New York — The New York City Times will publish the identities of all the Pulitzer Prize winner winners, including those who have not won any prize since the Pulitzer Board first recognized the Pulitzer in 1878.
The Times said Friday it will do so for the first time in its history.
The newspaper, the first newspaper to honor a Pulitzer Prize, has a history of giving the winners their names, a process it calls the “Paradox Literary Device.”
The names of winners are usually published in the Times, which has an archive of some 4 million Pulitzer Prizes and has the distinction of having won more than 90 percent of the awards.
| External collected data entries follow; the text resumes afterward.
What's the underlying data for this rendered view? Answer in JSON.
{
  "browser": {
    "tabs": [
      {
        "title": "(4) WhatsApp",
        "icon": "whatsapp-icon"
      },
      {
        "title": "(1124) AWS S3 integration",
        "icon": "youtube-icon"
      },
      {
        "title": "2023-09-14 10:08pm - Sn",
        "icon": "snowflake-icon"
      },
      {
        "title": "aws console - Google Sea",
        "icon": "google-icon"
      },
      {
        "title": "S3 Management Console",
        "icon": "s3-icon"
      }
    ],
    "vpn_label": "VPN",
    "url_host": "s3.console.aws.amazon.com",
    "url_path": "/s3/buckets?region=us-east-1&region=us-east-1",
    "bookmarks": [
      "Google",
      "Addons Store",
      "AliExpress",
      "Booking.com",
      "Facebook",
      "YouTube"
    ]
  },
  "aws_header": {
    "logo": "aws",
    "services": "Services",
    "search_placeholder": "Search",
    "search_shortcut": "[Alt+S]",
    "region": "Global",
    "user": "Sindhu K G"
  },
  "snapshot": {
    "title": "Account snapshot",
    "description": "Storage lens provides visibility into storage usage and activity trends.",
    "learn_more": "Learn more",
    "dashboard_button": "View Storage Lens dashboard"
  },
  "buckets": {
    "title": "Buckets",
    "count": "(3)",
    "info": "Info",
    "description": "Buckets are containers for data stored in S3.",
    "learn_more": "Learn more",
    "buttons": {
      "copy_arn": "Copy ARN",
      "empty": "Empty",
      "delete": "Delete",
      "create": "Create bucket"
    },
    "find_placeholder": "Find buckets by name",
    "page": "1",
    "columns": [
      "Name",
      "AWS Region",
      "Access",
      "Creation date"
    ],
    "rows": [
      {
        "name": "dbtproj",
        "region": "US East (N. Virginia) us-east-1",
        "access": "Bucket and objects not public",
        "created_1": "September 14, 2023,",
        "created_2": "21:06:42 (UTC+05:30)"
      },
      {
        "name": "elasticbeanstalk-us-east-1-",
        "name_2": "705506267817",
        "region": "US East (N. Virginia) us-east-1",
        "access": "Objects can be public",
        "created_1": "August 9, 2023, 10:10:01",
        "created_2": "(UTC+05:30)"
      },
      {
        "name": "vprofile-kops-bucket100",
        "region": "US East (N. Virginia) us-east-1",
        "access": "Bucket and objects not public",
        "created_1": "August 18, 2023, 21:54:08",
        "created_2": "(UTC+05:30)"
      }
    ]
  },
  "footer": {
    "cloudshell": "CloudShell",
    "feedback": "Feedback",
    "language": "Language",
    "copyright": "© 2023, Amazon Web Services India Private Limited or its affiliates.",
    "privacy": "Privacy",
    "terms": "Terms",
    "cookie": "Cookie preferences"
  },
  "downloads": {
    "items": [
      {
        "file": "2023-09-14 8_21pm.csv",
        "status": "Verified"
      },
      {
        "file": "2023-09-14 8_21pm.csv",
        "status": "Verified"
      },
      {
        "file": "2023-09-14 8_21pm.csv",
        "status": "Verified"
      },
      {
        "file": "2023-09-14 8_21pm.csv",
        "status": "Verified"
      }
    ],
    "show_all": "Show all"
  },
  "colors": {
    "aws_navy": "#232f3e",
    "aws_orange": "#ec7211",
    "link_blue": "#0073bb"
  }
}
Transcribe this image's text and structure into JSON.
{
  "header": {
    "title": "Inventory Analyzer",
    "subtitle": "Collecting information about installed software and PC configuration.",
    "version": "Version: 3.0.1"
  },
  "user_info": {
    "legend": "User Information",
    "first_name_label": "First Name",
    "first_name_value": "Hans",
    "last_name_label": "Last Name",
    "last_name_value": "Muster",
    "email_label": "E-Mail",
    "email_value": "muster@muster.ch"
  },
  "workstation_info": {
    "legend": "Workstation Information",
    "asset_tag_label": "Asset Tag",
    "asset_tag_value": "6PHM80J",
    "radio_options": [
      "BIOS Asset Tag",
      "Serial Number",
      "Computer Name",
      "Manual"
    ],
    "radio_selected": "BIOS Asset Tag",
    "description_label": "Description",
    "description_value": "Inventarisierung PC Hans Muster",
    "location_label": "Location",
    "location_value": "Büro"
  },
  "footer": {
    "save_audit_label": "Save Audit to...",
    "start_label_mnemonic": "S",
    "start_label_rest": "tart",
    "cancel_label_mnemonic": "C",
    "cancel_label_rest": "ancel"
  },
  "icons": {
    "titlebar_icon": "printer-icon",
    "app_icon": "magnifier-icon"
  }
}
The list includes the late Pulitzer Prize-winning poet, novelist and playwright Anthony Burgess; poet and essayist James Baldwin; Pulitzer Prize for nonfiction winner William Blake; Pulitzer prize-winning novelist Cormac McCarthy; Pulitzer award-winning playwright Harold Pinter; Pulitzer-winning actor/director Robert Altman; Pulitzer winner and Oscar-winning actress Patricia Arquette; Pulitzer Award-winning author Liza Minnelli; Pulitzer laureate and Pulitzer-winner J.D. Salinger; Pulitzer Laureate and Pulitzer Prize Laureate Mary Wollstonecraft; Pulitzer laureate and Oscar winner Alice Walker; Pulitzer winning playwright William Shakespeare; Pulitzer Winner of the Year, Pulitzer Prize of the Century, and Pulitzer Laureates of the Decade.
A total of 23 Pulitzer Prize recipients have not been honored by the newspaper, according to the Times.
The announcement came after a year of discussion on Twitter, where many felt the Times should have released the names.
The newspaper has been criticized for not publishing the names for years, citing a desire to protect the identities and privacy of the winners.